RK: What kind of characters would you like to play Karan? Like, would you play Rajat Kapoor’s role in ‘Kapoor & Sons’ (Since 1921)?

KJo: Yes, I would, though I think I’m a little young for it. Nobody is coming to me with these roles. I want to refuse a role at least once in my life; I am not being given that option. I want to act in one hit film and then maybe I will retire.

Ranbir, what do you have to say about Karan being a fashion icon?
RK: Honestly, I believe that I am ten times more fashionable than Karan. There was a point and shift in our friendship when he started copying the brands that I wore (laughs). There was a time when I looked up to his fashion sense, but right now, I am 10 steps ahead of him. Okay, let’s say if not ahead, equal to him. Earlier, he would judge my fashion sense a lot, we would joke about it. But that has changed. Now, I do that to him because he repeats his clothes, like four days in a row.
Karan, really???
KJo: Yes, only sometimes at work. But I really feel that there is no reason for some people to not make an effort to look good. Sometimes, people just wear things that don’t compliment them. If you are walking the red carpet, it doesn’t mean that you look like one. Power to Sonam Kapoor, she changed the whole game of red carpet in our country. Alia, too. For me, being fashionable is a multi-billion dollar business. Sidharth, Alia and Varun get messages from me all the time, with screen grabs asking them why they have worn a certain outfit.
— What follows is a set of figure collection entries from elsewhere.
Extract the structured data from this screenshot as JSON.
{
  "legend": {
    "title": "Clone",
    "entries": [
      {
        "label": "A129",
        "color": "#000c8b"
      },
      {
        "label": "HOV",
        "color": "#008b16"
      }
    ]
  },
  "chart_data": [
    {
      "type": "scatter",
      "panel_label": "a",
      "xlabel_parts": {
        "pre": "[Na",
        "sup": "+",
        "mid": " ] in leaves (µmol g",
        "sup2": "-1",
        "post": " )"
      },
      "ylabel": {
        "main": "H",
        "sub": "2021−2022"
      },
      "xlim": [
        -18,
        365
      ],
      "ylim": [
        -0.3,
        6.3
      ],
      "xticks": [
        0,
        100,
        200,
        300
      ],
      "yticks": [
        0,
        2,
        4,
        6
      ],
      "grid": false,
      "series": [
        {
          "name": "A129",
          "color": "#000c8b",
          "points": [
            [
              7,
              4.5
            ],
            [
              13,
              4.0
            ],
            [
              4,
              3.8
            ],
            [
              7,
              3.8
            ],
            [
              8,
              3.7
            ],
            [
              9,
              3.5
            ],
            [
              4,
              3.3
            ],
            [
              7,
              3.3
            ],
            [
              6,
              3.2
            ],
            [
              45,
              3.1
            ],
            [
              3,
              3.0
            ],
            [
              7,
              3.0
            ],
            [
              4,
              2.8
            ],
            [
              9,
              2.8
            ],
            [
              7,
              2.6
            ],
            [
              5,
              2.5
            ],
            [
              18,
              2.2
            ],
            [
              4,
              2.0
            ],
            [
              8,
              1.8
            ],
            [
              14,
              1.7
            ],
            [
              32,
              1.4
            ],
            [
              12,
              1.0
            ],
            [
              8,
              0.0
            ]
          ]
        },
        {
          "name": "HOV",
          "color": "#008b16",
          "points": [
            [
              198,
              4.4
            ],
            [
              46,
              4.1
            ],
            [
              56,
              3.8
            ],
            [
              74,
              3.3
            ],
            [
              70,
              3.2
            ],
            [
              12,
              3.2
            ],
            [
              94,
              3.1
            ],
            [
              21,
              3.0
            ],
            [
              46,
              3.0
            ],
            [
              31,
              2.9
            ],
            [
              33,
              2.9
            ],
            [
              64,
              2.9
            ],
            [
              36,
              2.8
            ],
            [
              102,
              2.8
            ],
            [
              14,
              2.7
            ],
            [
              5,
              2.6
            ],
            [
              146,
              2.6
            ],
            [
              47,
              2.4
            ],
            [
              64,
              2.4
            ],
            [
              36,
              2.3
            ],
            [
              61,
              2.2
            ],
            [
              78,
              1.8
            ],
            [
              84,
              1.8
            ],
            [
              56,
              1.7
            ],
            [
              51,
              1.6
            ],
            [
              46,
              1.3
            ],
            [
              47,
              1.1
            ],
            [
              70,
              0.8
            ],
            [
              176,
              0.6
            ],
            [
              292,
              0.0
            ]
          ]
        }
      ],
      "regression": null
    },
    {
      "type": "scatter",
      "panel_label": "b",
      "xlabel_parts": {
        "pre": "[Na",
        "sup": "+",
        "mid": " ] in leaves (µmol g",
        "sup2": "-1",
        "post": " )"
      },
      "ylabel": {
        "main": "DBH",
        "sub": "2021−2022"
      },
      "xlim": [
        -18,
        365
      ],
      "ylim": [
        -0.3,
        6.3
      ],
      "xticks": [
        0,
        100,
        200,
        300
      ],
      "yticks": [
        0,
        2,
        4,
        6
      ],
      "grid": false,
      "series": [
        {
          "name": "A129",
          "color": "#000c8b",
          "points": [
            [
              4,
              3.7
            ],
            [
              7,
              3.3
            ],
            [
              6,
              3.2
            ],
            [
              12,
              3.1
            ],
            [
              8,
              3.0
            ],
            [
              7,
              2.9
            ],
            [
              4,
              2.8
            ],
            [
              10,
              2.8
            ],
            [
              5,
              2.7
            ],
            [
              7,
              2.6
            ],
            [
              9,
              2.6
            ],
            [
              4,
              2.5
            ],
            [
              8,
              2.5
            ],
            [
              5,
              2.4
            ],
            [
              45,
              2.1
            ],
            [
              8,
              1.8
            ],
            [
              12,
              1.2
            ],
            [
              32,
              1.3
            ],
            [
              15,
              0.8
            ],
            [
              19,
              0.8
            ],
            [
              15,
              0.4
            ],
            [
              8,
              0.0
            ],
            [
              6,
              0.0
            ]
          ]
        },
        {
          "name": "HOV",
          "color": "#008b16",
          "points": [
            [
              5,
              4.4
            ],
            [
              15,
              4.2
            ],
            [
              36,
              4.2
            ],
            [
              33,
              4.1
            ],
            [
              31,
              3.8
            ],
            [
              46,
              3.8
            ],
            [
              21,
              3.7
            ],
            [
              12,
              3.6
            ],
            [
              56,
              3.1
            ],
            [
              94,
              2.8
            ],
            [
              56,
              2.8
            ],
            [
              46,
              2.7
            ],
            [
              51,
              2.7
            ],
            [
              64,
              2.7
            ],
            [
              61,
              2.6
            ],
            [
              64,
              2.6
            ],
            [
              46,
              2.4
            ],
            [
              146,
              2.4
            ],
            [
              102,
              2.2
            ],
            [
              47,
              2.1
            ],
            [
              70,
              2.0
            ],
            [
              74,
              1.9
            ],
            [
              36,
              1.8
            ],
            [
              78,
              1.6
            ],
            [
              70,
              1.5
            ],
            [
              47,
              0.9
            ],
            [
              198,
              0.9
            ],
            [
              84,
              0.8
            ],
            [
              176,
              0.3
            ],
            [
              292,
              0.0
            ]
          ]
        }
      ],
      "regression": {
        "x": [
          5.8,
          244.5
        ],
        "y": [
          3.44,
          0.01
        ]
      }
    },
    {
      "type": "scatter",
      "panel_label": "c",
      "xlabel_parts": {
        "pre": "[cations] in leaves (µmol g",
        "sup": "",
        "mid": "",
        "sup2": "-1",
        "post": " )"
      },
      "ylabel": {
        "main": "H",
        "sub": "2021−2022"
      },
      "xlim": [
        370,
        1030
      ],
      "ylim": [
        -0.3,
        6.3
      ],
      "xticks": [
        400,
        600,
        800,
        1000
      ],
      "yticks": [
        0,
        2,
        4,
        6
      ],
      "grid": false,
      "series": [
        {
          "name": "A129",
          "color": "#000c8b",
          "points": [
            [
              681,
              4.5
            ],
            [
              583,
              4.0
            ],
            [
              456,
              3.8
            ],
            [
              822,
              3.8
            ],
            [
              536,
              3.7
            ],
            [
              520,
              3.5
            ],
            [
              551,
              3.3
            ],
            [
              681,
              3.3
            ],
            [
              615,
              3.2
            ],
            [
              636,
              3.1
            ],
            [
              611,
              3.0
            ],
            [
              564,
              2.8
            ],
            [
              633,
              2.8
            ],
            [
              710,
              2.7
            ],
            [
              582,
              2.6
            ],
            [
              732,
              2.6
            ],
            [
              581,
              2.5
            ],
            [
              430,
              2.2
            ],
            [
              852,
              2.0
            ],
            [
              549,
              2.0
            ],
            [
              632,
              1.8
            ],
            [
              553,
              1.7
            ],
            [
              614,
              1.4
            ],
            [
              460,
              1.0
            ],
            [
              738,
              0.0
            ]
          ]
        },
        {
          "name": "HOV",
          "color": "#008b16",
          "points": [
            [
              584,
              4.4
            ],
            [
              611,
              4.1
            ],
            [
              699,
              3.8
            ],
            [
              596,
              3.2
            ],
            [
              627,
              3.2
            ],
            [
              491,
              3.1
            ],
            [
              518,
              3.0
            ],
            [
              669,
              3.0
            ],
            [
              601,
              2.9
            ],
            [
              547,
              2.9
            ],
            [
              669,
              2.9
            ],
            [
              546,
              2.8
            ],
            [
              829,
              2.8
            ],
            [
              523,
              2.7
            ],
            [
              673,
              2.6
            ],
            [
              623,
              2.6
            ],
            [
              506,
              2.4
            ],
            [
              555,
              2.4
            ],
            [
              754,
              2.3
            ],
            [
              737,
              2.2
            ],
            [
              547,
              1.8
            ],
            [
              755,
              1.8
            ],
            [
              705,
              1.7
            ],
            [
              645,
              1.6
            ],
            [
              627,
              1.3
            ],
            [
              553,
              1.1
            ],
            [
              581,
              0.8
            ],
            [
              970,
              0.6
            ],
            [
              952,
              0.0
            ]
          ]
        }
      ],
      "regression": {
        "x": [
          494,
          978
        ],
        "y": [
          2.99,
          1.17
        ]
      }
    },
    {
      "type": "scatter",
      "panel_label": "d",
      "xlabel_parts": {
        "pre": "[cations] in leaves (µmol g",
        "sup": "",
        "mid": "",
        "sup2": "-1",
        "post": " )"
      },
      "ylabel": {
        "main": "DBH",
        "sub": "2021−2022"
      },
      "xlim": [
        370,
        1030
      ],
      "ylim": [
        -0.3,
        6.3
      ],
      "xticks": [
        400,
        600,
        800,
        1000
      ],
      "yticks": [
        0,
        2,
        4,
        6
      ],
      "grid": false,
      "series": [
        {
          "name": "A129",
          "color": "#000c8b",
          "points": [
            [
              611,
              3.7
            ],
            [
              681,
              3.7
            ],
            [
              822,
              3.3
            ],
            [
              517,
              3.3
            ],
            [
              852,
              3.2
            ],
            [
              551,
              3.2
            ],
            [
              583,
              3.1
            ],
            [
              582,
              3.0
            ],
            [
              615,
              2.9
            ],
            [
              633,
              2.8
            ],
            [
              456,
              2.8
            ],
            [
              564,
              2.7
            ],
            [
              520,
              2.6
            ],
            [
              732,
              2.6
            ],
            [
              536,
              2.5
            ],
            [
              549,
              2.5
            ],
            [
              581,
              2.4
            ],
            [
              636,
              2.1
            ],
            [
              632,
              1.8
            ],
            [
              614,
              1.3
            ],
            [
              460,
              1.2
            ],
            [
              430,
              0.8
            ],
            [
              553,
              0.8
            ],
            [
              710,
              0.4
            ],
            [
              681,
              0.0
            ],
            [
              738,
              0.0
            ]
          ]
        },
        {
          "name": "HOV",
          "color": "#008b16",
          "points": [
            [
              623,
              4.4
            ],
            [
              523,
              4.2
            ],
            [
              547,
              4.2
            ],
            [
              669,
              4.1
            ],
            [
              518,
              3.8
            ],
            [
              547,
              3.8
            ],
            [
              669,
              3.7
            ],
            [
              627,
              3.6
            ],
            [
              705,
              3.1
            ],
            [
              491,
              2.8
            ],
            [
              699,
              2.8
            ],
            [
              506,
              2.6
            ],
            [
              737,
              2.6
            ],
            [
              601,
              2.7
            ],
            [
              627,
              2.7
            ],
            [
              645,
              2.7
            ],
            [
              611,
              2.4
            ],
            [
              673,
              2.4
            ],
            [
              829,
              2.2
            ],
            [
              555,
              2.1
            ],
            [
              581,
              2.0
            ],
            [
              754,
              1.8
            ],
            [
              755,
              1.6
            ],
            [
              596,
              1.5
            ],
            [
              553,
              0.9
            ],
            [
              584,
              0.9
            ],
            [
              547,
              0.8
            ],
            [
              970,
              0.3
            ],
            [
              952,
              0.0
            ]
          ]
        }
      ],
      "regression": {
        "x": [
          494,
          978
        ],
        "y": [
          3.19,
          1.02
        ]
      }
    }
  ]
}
RK: While we were shooting, I have seen messages on his phone from other actors asking if they should wear this or that to the airport.
KJo: Yeah, sometimes it’s funny how the cost of your airport look is more than the cost of the tickets. It is more important than where you are going or what you are doing. I am just saying there is going to be paparazzi, so get your airport look right. And if you have so much of a problem, then take the train!